英語圏には古くから「話しすぎて墓穴を掘る人」を揶揄する言い回しがあり、この表現もその系譜に連なるとされています。興味深いのは、20世紀に “foot-and-mouth disease”(口蹄疫、家畜がかかる病気)という語との言葉遊びを通じて広まった側面があることです。本来まったく無関係な家畜の病名と、失言を表すイディオムが音で重なることで、「口(mouth)に足(foot)が関わる」というイメージが英語話者に定着していきました。さらにイギリス英語では、mouth を省いた “put one’s foot in it” という短い形もよく使われ、同じ「失言」でも地域によって言い回しが分かれています。
こうして見ると、チャンドラーが「足」と「口」のサイズを競わせて自虐したのは、この比喩が持つ滑稽さを的確につかんだ言い換えだったことがわかります。

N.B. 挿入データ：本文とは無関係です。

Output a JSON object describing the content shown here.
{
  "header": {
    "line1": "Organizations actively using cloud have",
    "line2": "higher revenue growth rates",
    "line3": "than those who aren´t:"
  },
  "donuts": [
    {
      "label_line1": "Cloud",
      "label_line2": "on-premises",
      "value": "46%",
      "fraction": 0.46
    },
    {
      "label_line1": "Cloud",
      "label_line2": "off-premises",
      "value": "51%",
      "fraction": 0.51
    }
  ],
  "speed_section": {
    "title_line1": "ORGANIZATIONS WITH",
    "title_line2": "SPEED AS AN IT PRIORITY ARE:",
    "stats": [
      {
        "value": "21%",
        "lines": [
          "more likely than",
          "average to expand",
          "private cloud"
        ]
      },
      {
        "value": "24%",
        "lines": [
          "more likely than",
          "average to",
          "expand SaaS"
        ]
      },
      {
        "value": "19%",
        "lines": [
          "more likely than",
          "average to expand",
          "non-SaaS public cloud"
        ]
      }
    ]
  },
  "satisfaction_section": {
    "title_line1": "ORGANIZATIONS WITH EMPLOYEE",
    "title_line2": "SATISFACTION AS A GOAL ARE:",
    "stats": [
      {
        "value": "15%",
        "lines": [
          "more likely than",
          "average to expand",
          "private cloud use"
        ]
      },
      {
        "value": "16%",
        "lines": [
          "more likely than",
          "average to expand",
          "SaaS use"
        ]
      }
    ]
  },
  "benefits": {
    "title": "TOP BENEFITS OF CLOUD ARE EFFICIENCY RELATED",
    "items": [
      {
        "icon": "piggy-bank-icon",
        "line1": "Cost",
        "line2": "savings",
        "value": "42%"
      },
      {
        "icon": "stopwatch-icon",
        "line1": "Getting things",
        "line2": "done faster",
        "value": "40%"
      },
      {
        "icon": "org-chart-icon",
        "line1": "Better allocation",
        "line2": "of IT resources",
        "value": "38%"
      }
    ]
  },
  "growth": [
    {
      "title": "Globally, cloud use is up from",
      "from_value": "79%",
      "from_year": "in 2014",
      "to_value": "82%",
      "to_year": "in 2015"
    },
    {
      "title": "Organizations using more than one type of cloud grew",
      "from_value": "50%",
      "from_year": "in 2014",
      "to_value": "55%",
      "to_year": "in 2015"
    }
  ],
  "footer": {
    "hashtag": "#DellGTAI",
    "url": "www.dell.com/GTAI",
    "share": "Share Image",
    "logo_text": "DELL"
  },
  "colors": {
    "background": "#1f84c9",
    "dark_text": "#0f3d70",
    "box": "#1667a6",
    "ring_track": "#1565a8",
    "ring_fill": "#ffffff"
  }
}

言葉の背景を知ると、ただの決まり文句が少し立体的に見えてきます。
まとめ|チャンドラーの気まずさから学ぶ一言
put one’s foot in one’s mouth は、悪気なく放った一言が場を凍らせてしまう、あの「うっかり失言」を一語でとらえた表現です。
相手の事情を知らずに地雷を踏んでしまったとき、この表現を知っていれば、気まずさを深刻にしすぎず「またやっちゃった」と軽やかに振り返ることができます。チャンドラーのように自虐で笑いに変える余裕も、フレーズを知っているからこそ生まれるものかもしれません。
失言してしまったあの瞬間を英語で言い表したくなったとき、表現の引き出しにそっと加えてみてください。